Here's what each section of the code is doing:

- The `pulumi_gcp` Python package is being used to create resources on Google Cloud Platform.

- The `gcp.cloudrun.Service` class defines a new managed Cloud Run service. It expects parameters like `location` for where to deploy the service, `template` to describe the pod that runs on Cloud Run, `metadata` to provide additional information like the namespace, and `traffic` to configure how incoming requests are routed.

- The `template` parameter is particularly important here, as it's where you define the container images and their configurations, including the `image` property with the path to the container in Google Container Registry and the `ports` property to configure the container port your application listens on.

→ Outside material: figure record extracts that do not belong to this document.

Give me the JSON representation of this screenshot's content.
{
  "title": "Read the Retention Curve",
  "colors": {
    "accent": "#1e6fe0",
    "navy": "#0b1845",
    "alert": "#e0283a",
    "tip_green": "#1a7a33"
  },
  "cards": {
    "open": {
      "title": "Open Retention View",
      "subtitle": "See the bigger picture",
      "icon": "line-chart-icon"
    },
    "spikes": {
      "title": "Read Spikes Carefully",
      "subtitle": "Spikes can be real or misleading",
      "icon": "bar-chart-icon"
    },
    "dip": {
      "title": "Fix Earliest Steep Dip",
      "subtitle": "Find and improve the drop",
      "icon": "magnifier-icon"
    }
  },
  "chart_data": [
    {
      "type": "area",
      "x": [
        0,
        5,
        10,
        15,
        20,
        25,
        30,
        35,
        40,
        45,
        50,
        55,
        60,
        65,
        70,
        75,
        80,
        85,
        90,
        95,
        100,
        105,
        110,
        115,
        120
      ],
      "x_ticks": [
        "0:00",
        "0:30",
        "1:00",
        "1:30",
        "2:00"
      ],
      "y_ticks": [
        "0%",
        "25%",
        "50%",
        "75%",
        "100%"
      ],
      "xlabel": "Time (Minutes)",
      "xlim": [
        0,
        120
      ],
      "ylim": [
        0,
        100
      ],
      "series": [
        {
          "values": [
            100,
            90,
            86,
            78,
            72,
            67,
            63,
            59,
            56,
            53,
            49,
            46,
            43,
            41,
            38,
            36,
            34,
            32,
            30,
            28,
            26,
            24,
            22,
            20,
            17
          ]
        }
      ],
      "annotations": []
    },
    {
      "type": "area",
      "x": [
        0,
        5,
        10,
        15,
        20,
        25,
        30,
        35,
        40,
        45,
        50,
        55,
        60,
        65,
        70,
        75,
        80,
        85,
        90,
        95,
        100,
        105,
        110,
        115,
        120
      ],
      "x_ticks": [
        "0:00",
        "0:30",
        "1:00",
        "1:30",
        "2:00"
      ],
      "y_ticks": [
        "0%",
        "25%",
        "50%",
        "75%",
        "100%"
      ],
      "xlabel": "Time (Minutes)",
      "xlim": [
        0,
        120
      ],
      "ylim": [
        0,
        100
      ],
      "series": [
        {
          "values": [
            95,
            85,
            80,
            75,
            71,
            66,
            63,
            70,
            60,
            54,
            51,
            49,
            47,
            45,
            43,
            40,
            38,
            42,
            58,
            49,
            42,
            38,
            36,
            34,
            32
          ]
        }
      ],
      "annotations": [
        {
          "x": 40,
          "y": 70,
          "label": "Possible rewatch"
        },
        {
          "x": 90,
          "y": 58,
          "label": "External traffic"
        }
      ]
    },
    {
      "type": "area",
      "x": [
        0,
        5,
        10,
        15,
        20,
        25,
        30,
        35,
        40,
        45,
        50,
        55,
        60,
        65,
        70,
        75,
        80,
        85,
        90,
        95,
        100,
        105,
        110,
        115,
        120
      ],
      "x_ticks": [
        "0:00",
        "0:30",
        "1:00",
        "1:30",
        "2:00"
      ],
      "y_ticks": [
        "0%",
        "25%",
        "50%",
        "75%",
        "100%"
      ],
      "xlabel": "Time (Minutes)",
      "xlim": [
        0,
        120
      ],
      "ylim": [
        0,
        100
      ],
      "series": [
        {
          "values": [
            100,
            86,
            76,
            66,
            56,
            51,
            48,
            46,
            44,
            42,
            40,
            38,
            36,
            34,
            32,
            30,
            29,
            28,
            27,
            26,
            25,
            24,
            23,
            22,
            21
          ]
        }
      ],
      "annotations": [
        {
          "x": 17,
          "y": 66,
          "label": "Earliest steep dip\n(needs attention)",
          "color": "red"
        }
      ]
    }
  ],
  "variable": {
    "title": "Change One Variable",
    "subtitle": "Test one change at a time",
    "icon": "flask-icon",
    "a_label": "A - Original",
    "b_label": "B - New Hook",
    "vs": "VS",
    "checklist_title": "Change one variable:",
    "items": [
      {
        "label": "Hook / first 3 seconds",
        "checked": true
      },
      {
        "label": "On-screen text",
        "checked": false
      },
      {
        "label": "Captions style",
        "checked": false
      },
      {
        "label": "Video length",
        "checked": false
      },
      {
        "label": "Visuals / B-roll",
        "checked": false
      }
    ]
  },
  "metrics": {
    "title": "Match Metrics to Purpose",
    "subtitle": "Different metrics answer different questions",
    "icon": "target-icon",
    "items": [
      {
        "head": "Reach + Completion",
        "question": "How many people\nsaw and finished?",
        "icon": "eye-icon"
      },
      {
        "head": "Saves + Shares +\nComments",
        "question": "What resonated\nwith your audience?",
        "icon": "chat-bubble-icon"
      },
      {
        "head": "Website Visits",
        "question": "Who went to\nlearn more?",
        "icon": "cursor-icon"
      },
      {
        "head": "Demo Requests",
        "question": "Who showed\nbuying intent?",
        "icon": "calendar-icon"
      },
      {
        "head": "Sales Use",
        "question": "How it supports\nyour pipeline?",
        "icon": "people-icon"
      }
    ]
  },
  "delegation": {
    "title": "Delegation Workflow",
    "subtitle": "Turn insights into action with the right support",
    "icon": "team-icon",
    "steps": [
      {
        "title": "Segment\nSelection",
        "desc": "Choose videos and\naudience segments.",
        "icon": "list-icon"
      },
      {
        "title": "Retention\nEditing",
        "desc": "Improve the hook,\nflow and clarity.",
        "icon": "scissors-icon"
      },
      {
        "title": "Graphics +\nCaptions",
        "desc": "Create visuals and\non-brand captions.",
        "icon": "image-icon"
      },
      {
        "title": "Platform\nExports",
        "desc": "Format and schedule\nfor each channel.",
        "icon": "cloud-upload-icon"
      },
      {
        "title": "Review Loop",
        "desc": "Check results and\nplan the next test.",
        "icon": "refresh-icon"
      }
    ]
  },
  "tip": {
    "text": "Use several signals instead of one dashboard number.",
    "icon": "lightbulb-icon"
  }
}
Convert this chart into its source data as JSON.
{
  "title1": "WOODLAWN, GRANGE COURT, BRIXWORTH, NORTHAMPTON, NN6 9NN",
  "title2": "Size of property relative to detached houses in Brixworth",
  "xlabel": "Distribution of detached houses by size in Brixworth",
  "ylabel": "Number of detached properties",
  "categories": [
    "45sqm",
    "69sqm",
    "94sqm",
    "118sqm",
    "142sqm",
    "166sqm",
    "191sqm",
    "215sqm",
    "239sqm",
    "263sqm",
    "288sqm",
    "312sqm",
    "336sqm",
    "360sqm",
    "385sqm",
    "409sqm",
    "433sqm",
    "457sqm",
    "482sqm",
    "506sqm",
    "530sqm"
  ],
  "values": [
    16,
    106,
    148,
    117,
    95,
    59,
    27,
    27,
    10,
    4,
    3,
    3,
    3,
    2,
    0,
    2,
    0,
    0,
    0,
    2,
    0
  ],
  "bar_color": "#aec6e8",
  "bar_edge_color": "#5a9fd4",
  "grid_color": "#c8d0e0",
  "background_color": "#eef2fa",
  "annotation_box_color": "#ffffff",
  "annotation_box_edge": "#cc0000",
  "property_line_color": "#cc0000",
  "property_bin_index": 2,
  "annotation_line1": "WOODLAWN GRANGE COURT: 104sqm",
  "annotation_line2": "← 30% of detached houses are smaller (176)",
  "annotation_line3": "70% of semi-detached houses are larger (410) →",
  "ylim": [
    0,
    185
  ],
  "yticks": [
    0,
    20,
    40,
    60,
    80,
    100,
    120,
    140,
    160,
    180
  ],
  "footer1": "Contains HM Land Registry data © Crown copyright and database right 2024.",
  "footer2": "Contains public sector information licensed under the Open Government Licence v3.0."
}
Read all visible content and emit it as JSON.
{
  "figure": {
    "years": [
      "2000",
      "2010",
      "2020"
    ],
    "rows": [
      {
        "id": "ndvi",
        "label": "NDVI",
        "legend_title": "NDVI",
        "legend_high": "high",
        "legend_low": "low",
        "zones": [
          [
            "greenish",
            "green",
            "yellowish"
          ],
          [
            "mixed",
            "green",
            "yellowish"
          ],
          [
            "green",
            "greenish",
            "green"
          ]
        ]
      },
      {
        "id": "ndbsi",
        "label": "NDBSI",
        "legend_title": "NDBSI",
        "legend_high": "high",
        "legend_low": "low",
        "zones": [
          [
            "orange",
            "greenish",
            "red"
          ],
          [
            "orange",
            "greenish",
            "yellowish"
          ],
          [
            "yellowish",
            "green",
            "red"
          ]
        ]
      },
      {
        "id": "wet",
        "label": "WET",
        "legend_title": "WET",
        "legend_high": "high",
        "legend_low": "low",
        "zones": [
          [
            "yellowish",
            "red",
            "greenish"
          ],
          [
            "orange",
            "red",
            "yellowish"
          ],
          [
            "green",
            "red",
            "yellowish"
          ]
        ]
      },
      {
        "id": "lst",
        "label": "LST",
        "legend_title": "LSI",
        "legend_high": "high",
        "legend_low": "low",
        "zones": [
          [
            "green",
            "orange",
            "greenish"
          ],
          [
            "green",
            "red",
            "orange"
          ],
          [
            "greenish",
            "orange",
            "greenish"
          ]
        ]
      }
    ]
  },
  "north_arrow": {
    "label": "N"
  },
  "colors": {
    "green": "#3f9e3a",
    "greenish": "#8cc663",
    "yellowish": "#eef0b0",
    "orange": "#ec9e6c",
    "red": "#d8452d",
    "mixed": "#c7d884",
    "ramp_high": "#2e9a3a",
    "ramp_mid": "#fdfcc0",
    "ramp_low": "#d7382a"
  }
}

- The `gcp.cloudrun.ServiceTrafficArgs` specifies how to route traffic to revisions of this service. Here, we are routing 100% of the traffic to the latest revision with `latest_revision=True`.

- The exported URL `pulumi.export('url', pulumi.Output.concat('https://', tensorflow_service.statuses[0].url))` is the endpoint where you can interact with the deployed TensorFlow model for inference requests.

We just created a Cloud Run service that can be used to perform serverless inference with a TensorFlow model. This model is highly scalable and requires no server management, making it convenient and cost-effective for machine learning inference workloads.